ま と め
◎ステンレス鋼SUS304(固溶化処理)

1.実験の目的

一般に市販されている比較的新しい工具材種(チップ)のステンレス鋼(SUS304)に対する高速切削性能の検討。

2.被削材

ステンレス鋼(SUS304)はステンレス鋼の代表として優れた性能を有し、機械・船舶・化学工業等多くの用途に供されるが、加工特性が劣り、難削材の一つに数えられる。表1に使用したステンレス鋼(SUS304)の化学成分と機械的性質を示す。

3.工具材

1に使用した焼結CBN、超硬合金2種類、コーティング材2種類の成分と機械的性質を示す。

4.実験結果と考察

(1)工具損傷状態

1はSUS304切削時の工具損傷状態を示す。
  焼結CBNは150m/minでは摩耗は少なく、200m/minでは横・前逃げ両全域で欠損を起こし切削に耐えられなかったが、それより高速の250m/minで2minまでチッピングもなく摩耗も小さい。安定性に欠けると考えられる。
  超硬合金(WC-Co系)は150 m/min以下の切削速度では摩耗量は少なくチッピングも小さくクレータ摩耗の発生もないが、200 m/minでは1minでノーズ部に欠損を起こした。
  超硬合金(WC-Co-TiC系)では150 m/minでややチッピングを起こしているが他のチップに比較して全速度域で摩耗量は少ない。
  コーティング(Al203)では逃げ面に剥離を起こしながら摩耗していく。
  クレータ摩耗は現れない。コーティング(TiCN系)では100m/minの低速ですくい面に溶着物が付着し高速になると剥離が見られる。逃げ面摩耗も剥離から摩耗していく。

(2)工具摩耗進行曲線

2にSUS304切削時の逃げ面の工具摩耗の進行状態を示す。
  切削速度200m/minで良好な摩耗進行状態を呈したのは超硬合金(WC-Co-TiC系)のみであり、これは各切削速度で他に比較して良好であった。
  超硬合金(WC-Co系)では150m/minまではたえられるが200m/minでは不適となる。
  コーティング材2種(Al203系とTiCN系)では各切削速度ともに摩耗量多く、SUS304切削には耐えられない。
  焼結CBNについては250 m/minの高速においてもある程度耐えられるが安定性に欠ける面がある。

 
(3)切削仕上げ面

3にSUS304切削時の仕上げ面プロフィルを示す。
  各切削速度において焼結CBNが良好な面を示す。
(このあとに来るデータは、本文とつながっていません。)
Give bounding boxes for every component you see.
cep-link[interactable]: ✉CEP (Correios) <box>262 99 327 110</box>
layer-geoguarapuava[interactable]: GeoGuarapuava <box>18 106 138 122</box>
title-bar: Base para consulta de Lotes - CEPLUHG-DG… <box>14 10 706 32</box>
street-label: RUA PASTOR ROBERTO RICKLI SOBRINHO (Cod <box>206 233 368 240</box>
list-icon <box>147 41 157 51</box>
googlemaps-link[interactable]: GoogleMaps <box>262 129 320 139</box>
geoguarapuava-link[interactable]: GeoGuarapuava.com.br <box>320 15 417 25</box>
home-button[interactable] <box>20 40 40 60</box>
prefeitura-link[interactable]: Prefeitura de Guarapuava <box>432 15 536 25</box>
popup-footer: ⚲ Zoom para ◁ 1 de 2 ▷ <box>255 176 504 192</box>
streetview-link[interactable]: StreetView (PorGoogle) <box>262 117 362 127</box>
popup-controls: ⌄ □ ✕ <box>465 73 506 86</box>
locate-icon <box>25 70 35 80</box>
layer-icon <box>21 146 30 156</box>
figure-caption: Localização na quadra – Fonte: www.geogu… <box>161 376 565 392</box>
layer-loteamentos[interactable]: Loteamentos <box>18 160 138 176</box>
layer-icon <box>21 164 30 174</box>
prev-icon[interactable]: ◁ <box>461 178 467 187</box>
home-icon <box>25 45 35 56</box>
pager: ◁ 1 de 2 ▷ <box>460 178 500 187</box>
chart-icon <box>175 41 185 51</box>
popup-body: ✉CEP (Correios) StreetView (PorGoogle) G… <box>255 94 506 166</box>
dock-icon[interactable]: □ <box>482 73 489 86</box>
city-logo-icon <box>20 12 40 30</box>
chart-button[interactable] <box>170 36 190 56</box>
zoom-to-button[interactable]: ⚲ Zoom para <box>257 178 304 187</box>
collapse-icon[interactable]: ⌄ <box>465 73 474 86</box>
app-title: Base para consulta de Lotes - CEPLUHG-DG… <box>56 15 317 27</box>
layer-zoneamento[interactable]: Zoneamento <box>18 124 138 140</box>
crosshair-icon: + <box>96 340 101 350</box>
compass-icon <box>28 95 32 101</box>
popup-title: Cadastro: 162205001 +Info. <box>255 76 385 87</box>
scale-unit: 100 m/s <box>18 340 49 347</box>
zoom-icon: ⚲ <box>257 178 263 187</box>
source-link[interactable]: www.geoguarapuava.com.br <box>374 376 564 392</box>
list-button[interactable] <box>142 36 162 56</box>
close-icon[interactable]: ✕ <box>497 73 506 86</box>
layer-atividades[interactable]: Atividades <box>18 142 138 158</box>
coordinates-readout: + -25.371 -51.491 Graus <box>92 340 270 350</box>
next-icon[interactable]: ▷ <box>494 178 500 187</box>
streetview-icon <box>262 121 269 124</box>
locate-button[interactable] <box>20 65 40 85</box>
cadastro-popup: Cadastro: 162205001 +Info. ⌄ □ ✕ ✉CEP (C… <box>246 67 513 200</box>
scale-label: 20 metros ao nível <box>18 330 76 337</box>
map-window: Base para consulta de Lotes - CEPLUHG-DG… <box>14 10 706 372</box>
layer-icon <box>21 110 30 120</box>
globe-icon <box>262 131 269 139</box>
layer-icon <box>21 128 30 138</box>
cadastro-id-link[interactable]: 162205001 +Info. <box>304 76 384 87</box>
100 m/minでは超硬合金2種(WC-Co系及びWC-Co-TiC系)が良好でコーティング材2種(Al203系及びTiCN系)はやや劣る。高速度域になると全体的にうねりが現れる。

(4)切りくず

4にSUS304の切りくずを示す。
  超硬合金2種(WC-Co系及びWC-Co-TiC系)が150 m/minまで斜らせん状切りくずを呈し比較的安定している。
  コーティング(TiCN系)は各速度域とも巻き切れ状となり切削性能が劣る。
  焼結CBNでは200 m/minのみ帯状切りくずとなり欠損の影響と考えられる。

5.結論

(1)焼結CBNが高速性能、耐摩耗、仕上げ面等について優れているが、欠損発生等安定性に不安がある。

(2)超硬合金2種がコーティング2種に比較して優秀であり、特にWC-Co-TiC系が良好であるが、200 m/min以上の切削速度は適切でない。

(3)コーティング2種はSUS304の切削には不適切で特にTiCN系は劣る。